RaceSco MBAlog

This site belongs to Scott Sanders, a 2004 graduate of Cornell University's Johnson School of Management. It chronicles two years in a top MBA program -- academic, career, social, and everything in between. Blogging was a way of sharing the MBA experience with colleagues, friends, family, and others who were interested. Scroll through the posts -- there's more than a few interesting tidbits.

Saturday, February 07, 2004

Marketing research gone wrong

The title of this post sounds sort of like "Girls Gone Wild." But for marketers. And not nearly as interesting. Okay, bad metaphor.

Anyway.

I love cookies. And I just bought a package of my favorite packaged cookies, Chips Deluxe. I tore into 'em and took a bite... and they're different. Something changed. I looked on the package and it says, "Now More Chocolate!" Except now they suck.

I loved Chips Deluxe because they were more crumbly than the other cookies out there. Now they taste just like Chips Ahoy.
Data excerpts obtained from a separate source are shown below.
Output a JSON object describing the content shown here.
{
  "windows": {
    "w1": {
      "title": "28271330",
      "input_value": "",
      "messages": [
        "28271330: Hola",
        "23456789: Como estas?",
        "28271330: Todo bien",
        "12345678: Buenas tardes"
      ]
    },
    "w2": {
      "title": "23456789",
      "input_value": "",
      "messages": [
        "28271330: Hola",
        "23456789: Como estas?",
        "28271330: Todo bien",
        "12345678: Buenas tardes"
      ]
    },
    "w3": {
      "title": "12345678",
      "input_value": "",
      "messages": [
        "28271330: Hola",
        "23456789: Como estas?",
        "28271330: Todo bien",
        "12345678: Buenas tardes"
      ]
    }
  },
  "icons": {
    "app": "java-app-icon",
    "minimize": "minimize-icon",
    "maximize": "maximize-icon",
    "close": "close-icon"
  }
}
What I don't understand is why Keebler thinks their core buyers care about "more chocolate." Chips Ahoy owns the "most chocolate chips" title, and that's why people buy Chips Ahoy. People don't buy Chips Deluxe because they hope it will taste like Chips Ahoy!

I've been reading a bunch of books and articles from the famous marketers, Jack Trout & Al Ries. They encourage marketers to latch onto what their brands are known for -- not what market research says are important attribute. You need to ask, "what am I known for?" and not "what are people saying they want?"

People might be saying that "more chips" is important, but they're not saying that they buy (or would buy) Chips Deluxe for that reason. They are buying a deluxe cookie, not a chocolate chip-packed cookie.

Same thing happened with New Coke -- Coke discovered that people preferred the taste of a sweeter cola in their market research, but they didn't test why people bought... Coke. They bought Coke because it represents everything American to them, not because of the taste of the brown, sugar water!

In particular, Jack Trout's Big Brands, Big Trouble has some great examples of this sort of marketing nonsense.